Over Staying Your Position
Another common mistake of trading is overstaying your position, or simply failing to take profits at a pre-determined level. There seems to be a natural law that the market is only going to allow one individual so much money before it starts to take it back. Yet, it is when you have these profits, especially paper profits that you often try to get the last nickel out of the trade. If your price objective is met and you are still in the market without a stop loss order, you are overstaying your position.

Averaging Your Loss
This is usually a holdover from trading stocks. In the Forex, with one to five percent margin, averaging a loss can be disastrous. A typical approach is that after you have bought a currency and it drops lower, you figure that since it was a good buy then, it is a better buy now. You can also left averaging down by figuring you will have a lower average entry price which requires a smaller move to break even. Unfortunately, you will lose twice as much if the market continues against you.

Meeting Margin Call
Most often, meeting a margin call will only increase your loss. A margin call means that you were wrong, and that your position should be closed out. Because people hope the market will eventually go in a favorable direction, they meet those margin calls and continue to hold the losing position.

Increase Your Commitment With Success
One of the most dangerous mistakes you can make in trading is to increase your exposure as you become more successful. You will risk more dollars per trade because you have more money. But, because you have more money (and confidence) when successful, you are also likely to take larger percentage risks. Not surprisingly, this ruins more traders than a series of small losses.

Over Trading Your Account
Overtrading your account or risking too large of a percentage of equity on any single trade; either by trading too many contracts for any single trade or by trading too many currencies. This often happens after a period of success when you "know" that the market is going to do something.

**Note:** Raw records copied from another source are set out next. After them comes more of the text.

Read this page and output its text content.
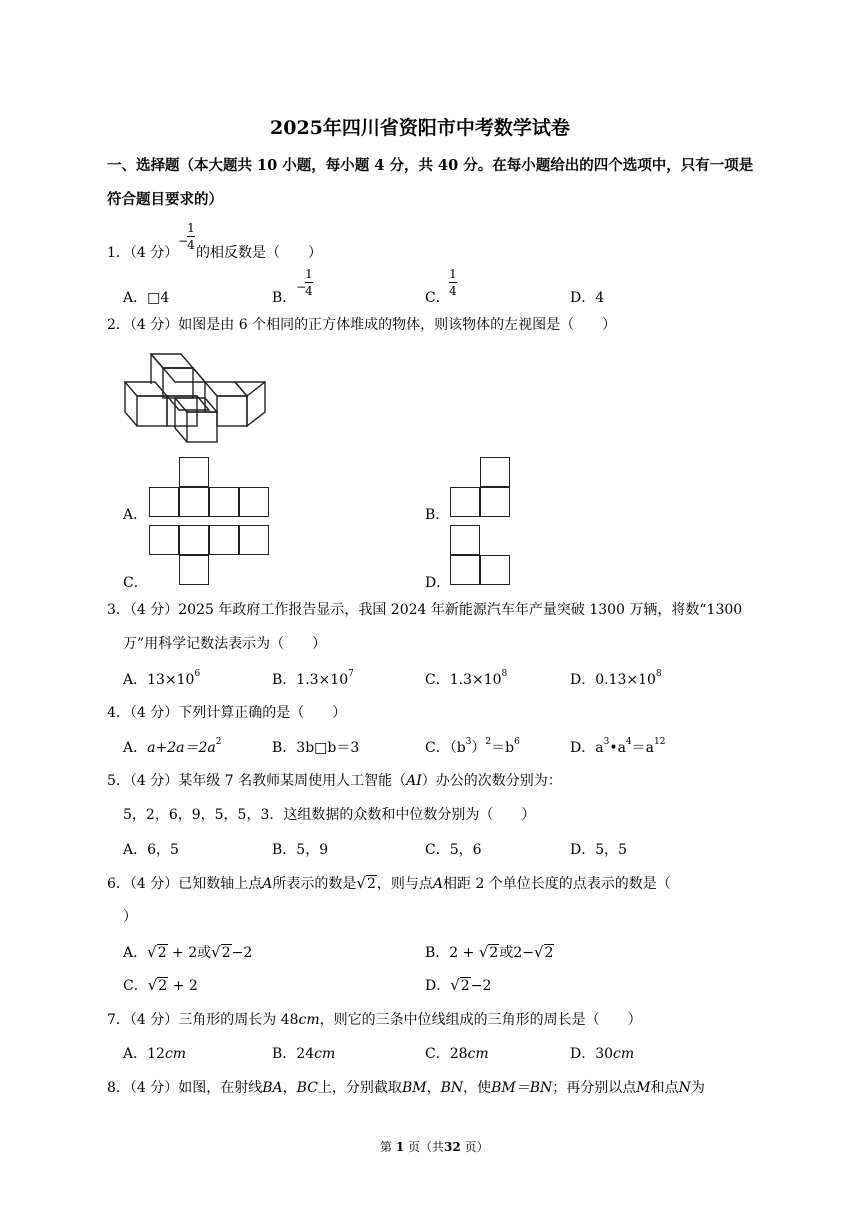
2025年四川省资阳市中考数学试卷
一、选择题（本大题共 10 小题，每小题 4 分，共 40 分。在每小题给出的四个选项中，只有一项是
符合题目要求的）
1．（4 分）
−
1
4 的相反数是（　　）
A．□4	B．
−
1
4	C．
1
4	D．4
2．（4 分）如图是由 6 个相同的正方体堆成的物体，则该物体的左视图是（　　）
A．	B．
C．	D．
3．（4 分）2025 年政府工作报告显示，我国 2024 年新能源汽车年产量突破 1300 万辆，将数“1300
万”用科学记数法表示为（　　）
A．$13\times 10^6$	B．$1.3\times 10^7$	C．$1.3\times 10^8$	D．$0.13\times 10^8$
4．（4 分）下列计算正确的是（　　）
A．$a+2a=2a^2$	B．3b□b＝3	C．$(b^3)^2=b^6$	D．$a^3•a^4=a^{12}$
5．（4 分）某年级 7 名教师某周使用人工智能（AI）办公的次数分别为：
5，2，6，9，5，5，3．这组数据的众数和中位数分别为（　　）
A．6，5	B．5，9	C．5，6	D．5，5
6．（4 分）已知数轴上点A所表示的数是√2，则与点A相距 2 个单位长度的点表示的数是（
）
A．√2 + 2或√2−2	B．2 + √2或2−√2
C．√2 + 2	D．√2−2
7．（4 分）三角形的周长为 48cm，则它的三条中位线组成的三角形的周长是（　　）
A．12cm	B．24cm	C．28cm	D．30cm
8．（4 分）如图，在射线BA，BC上，分别截取BM，BN，使BM＝BN；再分别以点M和点N为
第 1 页（共32 页）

To prevent this mistake from occurring you must have a hard and fast rule that you can risk no more than a certain percentage of your equity on any trade regardless of how good the trade looks.

Failure To Remove Profits From Your Account
As stated before, it is almost a natural law that over a given period of time the markets will allow you to make only so much money and then you are going to have to start giving some back. This can be overcome by pre-determining an equity level at which you remove profits from your account.

Changing Strategy During Market Hours
While trading you are subject to emotional reactions such as fear and greed. With rare exception, the best approach is to not change your trading strategy unless there is an unexpected news event or market reaction to left such a modification.

Lack Of Patient

Not all traders trade because they want to make money. Many trade because they want the action. For those of you who do wish to learn how to make money in the Forex, rest assured you can. Do not expect to make money in each and every trade. Certainly the market will do the unexpected and at times you will lose more than you expected; but if you persistently avoid making these mistakes, your chances of profiting will increase.